Críticas

Dança Doente | Demolition Incorporada

“De que padece a dança da Bienal? (Dança Doente)”, escrita para o Criticatividade 

 

Marcelo Evelin apresenta sua obra como vinda do livro de Hijikata Tatsumi, “A Dançarina Doente”. Porém, a referência que nos é apresentada se limita ao título, e àquilo que ele ouviu falar da obra: ainda sem tradução, Evelin nunca chegou a ler o texto, como nos diz no programa. Da ideia de doente, o coreógrafo trabalha o sintoma, aquilo que o paciente pode declarar dos estados alterados de seu corpo, e o mistura com o questionamento sobre a dança, aquilo que ela seja e possa fazer.

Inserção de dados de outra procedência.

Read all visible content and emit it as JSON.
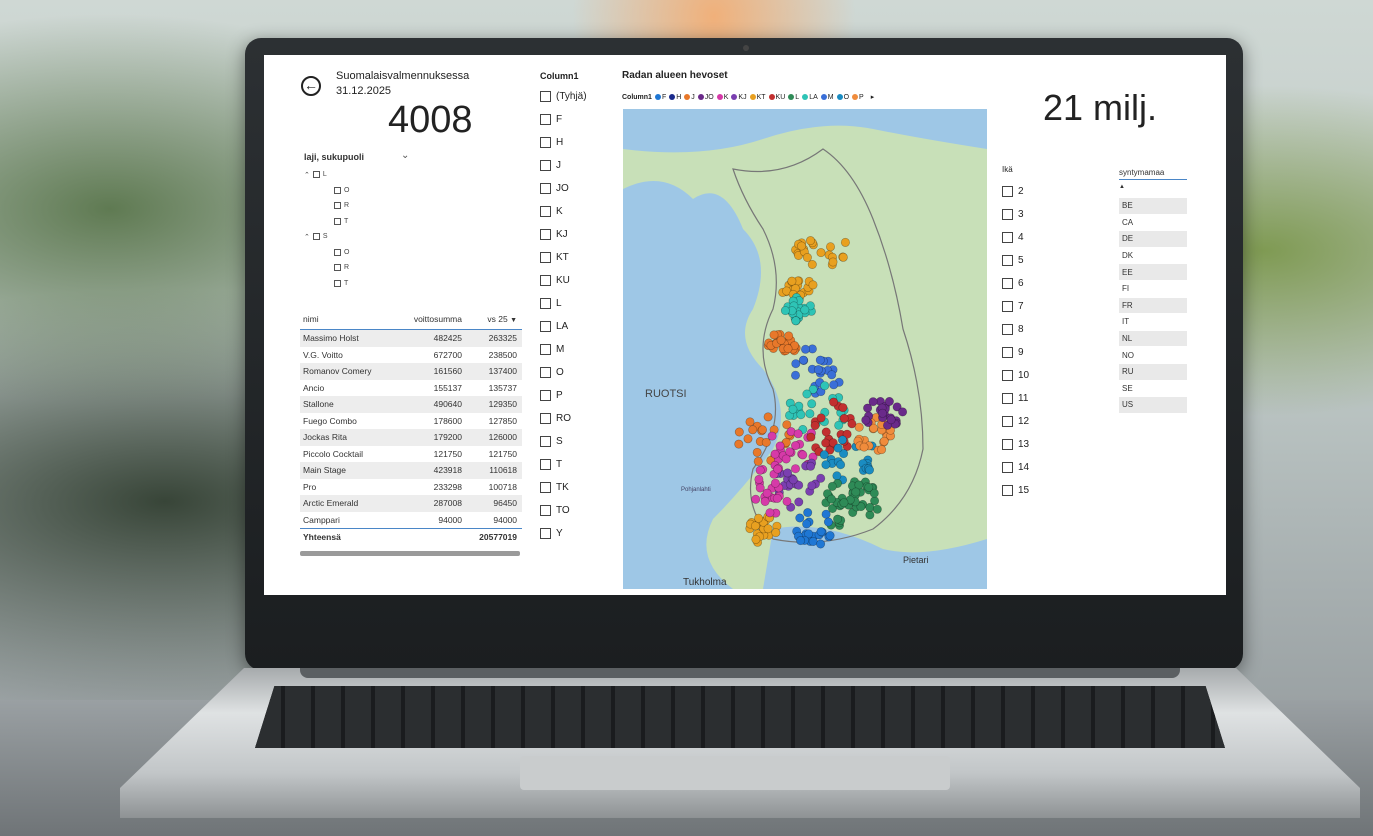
{
  "header": {
    "title": "Suomalaisvalmennuksessa",
    "date": "31.12.2025",
    "horse_count": "4008",
    "total_winnings": "21 milj."
  },
  "gender_slicer": {
    "title": "laji, sukupuoli",
    "tree": [
      {
        "label": "L",
        "children": [
          "O",
          "R",
          "T"
        ]
      },
      {
        "label": "S",
        "children": [
          "O",
          "R",
          "T"
        ]
      }
    ]
  },
  "winnings_table": {
    "columns": [
      "nimi",
      "voittosumma",
      "vs 25"
    ],
    "rows": [
      [
        "Massimo Holst",
        "482425",
        "263325"
      ],
      [
        "V.G. Voitto",
        "672700",
        "238500"
      ],
      [
        "Romanov Comery",
        "161560",
        "137400"
      ],
      [
        "Ancio",
        "155137",
        "135737"
      ],
      [
        "Stallone",
        "490640",
        "129350"
      ],
      [
        "Fuego Combo",
        "178600",
        "127850"
      ],
      [
        "Jockas Rita",
        "179200",
        "126000"
      ],
      [
        "Piccolo Cocktail",
        "121750",
        "121750"
      ],
      [
        "Main Stage",
        "423918",
        "110618"
      ],
      [
        "Pro",
        "233298",
        "100718"
      ],
      [
        "Arctic Emerald",
        "287008",
        "96450"
      ],
      [
        "Camppari",
        "94000",
        "94000"
      ]
    ],
    "total_label": "Yhteensä",
    "total_value": "20577019"
  },
  "column_slicer": {
    "title": "Column1",
    "items": [
      "(Tyhjä)",
      "F",
      "H",
      "J",
      "JO",
      "K",
      "KJ",
      "KT",
      "KU",
      "L",
      "LA",
      "M",
      "O",
      "P",
      "RO",
      "S",
      "T",
      "TK",
      "TO",
      "Y"
    ]
  },
  "map": {
    "title": "Radan alueen hevoset",
    "legend_label": "Column1",
    "legend": [
      {
        "label": "F",
        "color": "#1f77d4"
      },
      {
        "label": "H",
        "color": "#1a2a8c"
      },
      {
        "label": "J",
        "color": "#e8782a"
      },
      {
        "label": "JO",
        "color": "#6a2a8a"
      },
      {
        "label": "K",
        "color": "#d63aa8"
      },
      {
        "label": "KJ",
        "color": "#7a3fb0"
      },
      {
        "label": "KT",
        "color": "#e8a020"
      },
      {
        "label": "KU",
        "color": "#c22f2f"
      },
      {
        "label": "L",
        "color": "#2e8b57"
      },
      {
        "label": "LA",
        "color": "#2ec4b6"
      },
      {
        "label": "M",
        "color": "#3a6fd8"
      },
      {
        "label": "O",
        "color": "#1a8cc2"
      },
      {
        "label": "P",
        "color": "#f08c3c"
      }
    ],
    "label_ruotsi": "RUOTSI",
    "label_bay": "Pohjanlahti",
    "label_stockholm": "Tukholma",
    "label_pietari": "Pietari",
    "colors": {
      "land": "#c8e0b8",
      "water": "#9ec7e6"
    }
  },
  "age_slicer": {
    "title": "Ikä",
    "items": [
      "2",
      "3",
      "4",
      "5",
      "6",
      "7",
      "8",
      "9",
      "10",
      "11",
      "12",
      "13",
      "14",
      "15"
    ]
  },
  "country_slicer": {
    "title": "syntymamaa",
    "items": [
      "BE",
      "CA",
      "DE",
      "DK",
      "EE",
      "FI",
      "FR",
      "IT",
      "NL",
      "NO",
      "RU",
      "SE",
      "US"
    ]
  }
}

Contorcionista, colapsante e atrofiada, a coreografia de Evelin compõe uma dança de fracasso e de escassez: corpos deixando de ser. Entre o degenerativo, ou talvez o regressivo, em cena, esses corpos estão equecendo e perdendo capacidades, ou  talvez refletindo algo que nunca aprenderam.

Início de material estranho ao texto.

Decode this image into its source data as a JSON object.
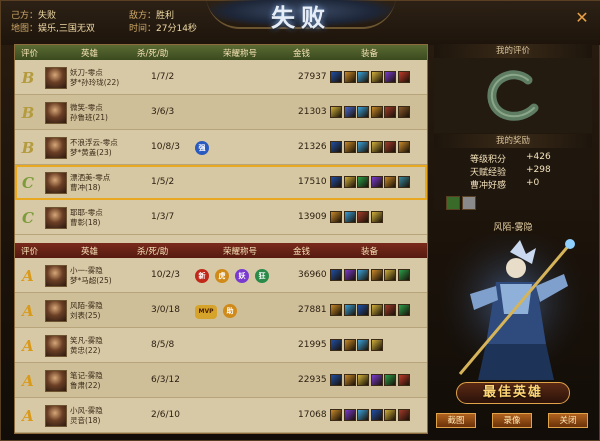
{
  "header": {
    "our_side_label": "己方：",
    "our_side_result": "失败",
    "enemy_side_label": "敌方：",
    "enemy_side_result": "胜利",
    "map_label": "地图：",
    "map_value": "娱乐,三国无双",
    "time_label": "时间：",
    "time_value": "27分14秒",
    "result_title": "失败",
    "close_label": "✕"
  },
  "columns": {
    "rating": "评价",
    "hero": "英雄",
    "kda": "杀/死/助",
    "honor": "荣耀称号",
    "gold": "金钱",
    "gear": "装备"
  },
  "our_team": [
    {
      "rating": "B",
      "name1": "妖刀-零点",
      "name2": "梦*孙玲珑(22)",
      "kda": "1/7/2",
      "gold": "27937",
      "honors": [],
      "items": [
        "#1f4fa8",
        "#c88a2a",
        "#3aa0d8",
        "#d0b03c",
        "#7a3ad0",
        "#c03a2a"
      ]
    },
    {
      "rating": "B",
      "name1": "微笑-零点",
      "name2": "孙鲁班(21)",
      "kda": "3/6/3",
      "gold": "21303",
      "honors": [],
      "items": [
        "#d0b03c",
        "#4a6ad0",
        "#3aa0d8",
        "#c88a2a",
        "#a03a2a",
        "#8a5a2a"
      ]
    },
    {
      "rating": "B",
      "name1": "不浪浮云-零点",
      "name2": "梦*黄盖(23)",
      "kda": "10/8/3",
      "gold": "21326",
      "honors": [
        "强"
      ],
      "items": [
        "#1f4fa8",
        "#c88a2a",
        "#3aa0d8",
        "#d0b03c",
        "#a03a2a",
        "#c88a2a"
      ]
    },
    {
      "rating": "C",
      "name1": "漂洒美-零点",
      "name2": "曹冲(18)",
      "kda": "1/5/2",
      "gold": "17510",
      "honors": [],
      "items": [
        "#1f4fa8",
        "#d0b03c",
        "#2aa04a",
        "#7a3ad0",
        "#c88a2a",
        "#3a8aa0"
      ]
    },
    {
      "rating": "C",
      "name1": "耶耶-零点",
      "name2": "曹彰(18)",
      "kda": "1/3/7",
      "gold": "13909",
      "honors": [],
      "items": [
        "#c88a2a",
        "#3aa0d8",
        "#a03a2a",
        "#d0b03c"
      ]
    }
  ],
  "enemy_team": [
    {
      "rating": "A",
      "name1": "小一-雾隐",
      "name2": "梦*马超(25)",
      "kda": "10/2/3",
      "gold": "36960",
      "honors": [
        "新",
        "虎",
        "妖",
        "狂"
      ],
      "items": [
        "#1f4fa8",
        "#7a3ad0",
        "#3aa0d8",
        "#c88a2a",
        "#d0b03c",
        "#2aa04a"
      ]
    },
    {
      "rating": "A",
      "name1": "风陌-雾隐",
      "name2": "刘表(25)",
      "kda": "3/0/18",
      "gold": "27881",
      "honors": [
        "MVP",
        "助"
      ],
      "items": [
        "#c88a2a",
        "#3aa0d8",
        "#1f4fa8",
        "#d0b03c",
        "#a03a2a",
        "#2aa04a"
      ]
    },
    {
      "rating": "A",
      "name1": "笑凡-雾隐",
      "name2": "黄忠(22)",
      "kda": "8/5/8",
      "gold": "21995",
      "honors": [],
      "items": [
        "#1f4fa8",
        "#c88a2a",
        "#3aa0d8",
        "#d0b03c"
      ]
    },
    {
      "rating": "A",
      "name1": "笔记-雾隐",
      "name2": "鲁肃(22)",
      "kda": "6/3/12",
      "gold": "22935",
      "honors": [],
      "items": [
        "#1f4fa8",
        "#c88a2a",
        "#d0b03c",
        "#7a3ad0",
        "#2aa04a",
        "#c03a2a"
      ]
    },
    {
      "rating": "A",
      "name1": "小风-雾隐",
      "name2": "灵音(18)",
      "kda": "2/6/10",
      "gold": "17068",
      "honors": [],
      "items": [
        "#c88a2a",
        "#7a3ad0",
        "#3aa0d8",
        "#1f4fa8",
        "#d0b03c",
        "#a03a2a"
      ]
    }
  ],
  "my_rating": {
    "title": "我的评价",
    "grade": "C"
  },
  "my_reward": {
    "title": "我的奖励",
    "rows": [
      {
        "label": "等级积分",
        "value": "+426"
      },
      {
        "label": "天赋经验",
        "value": "+298"
      },
      {
        "label": "曹冲好感",
        "value": "+0"
      }
    ]
  },
  "best_hero": {
    "name": "风陌-雾隐",
    "plate": "最佳英雄"
  },
  "buttons": {
    "screenshot": "截图",
    "record": "录像",
    "close": "关闭"
  }
}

O efeito geral é ampliado por um notável desnível entre as qualidades corporais do elenco, irregular não de uma forma autoral ou pessoal, mas descuidada, que soa como amadorismo, como reflexo de um experimentalismo aparentemente despropositado, e gratuito, que não alimenta o público, e apenas trata de si mesmo.

De que padece essa dança? — a pergunta vai além do escopo da obra. Focando no sintoma e em sua percepção pelo indivíduo, o coreógrafo parece querer fugir tanto do diagnóstico quanto do tratamento: aqui, não interessa evidenciar a origem do problema e as possibilidades de abordagem do mesmo, mas insistir em sua existência. Algo um tanto quanto auto-centrado, tenta impactar, mas carece de conteúdo real para isso.

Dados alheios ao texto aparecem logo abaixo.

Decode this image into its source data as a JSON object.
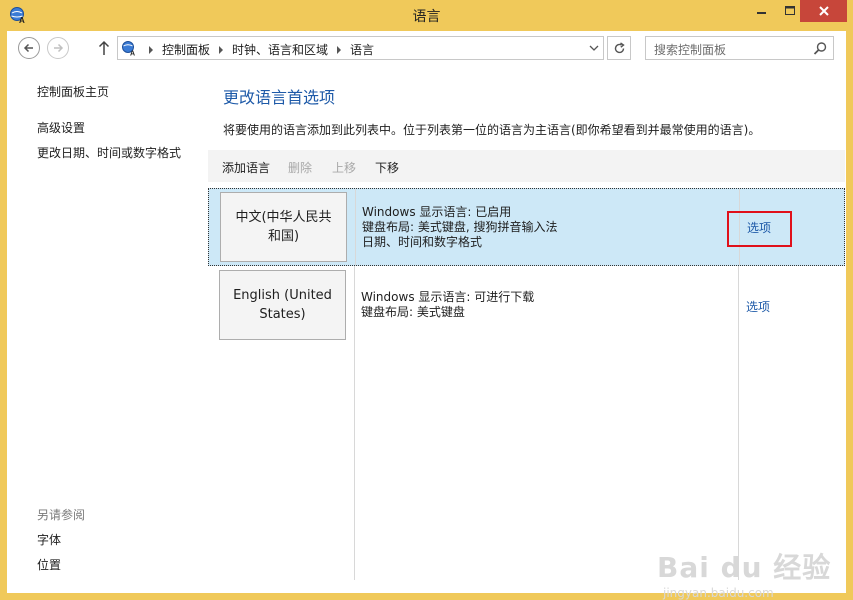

Cria-se, então, uma fantasia sintomática. E é dentro dela, que trabalha o elenco. A estrutura do palco é interessante, com uma separação de áreas da cena — uma delas com um pano que cobre os bailarinos do peito para cima, tornando a visão que deles temos quando nessa área, uma visão parcial, condizente com esse percurso médico, com essa proposta de segmentação.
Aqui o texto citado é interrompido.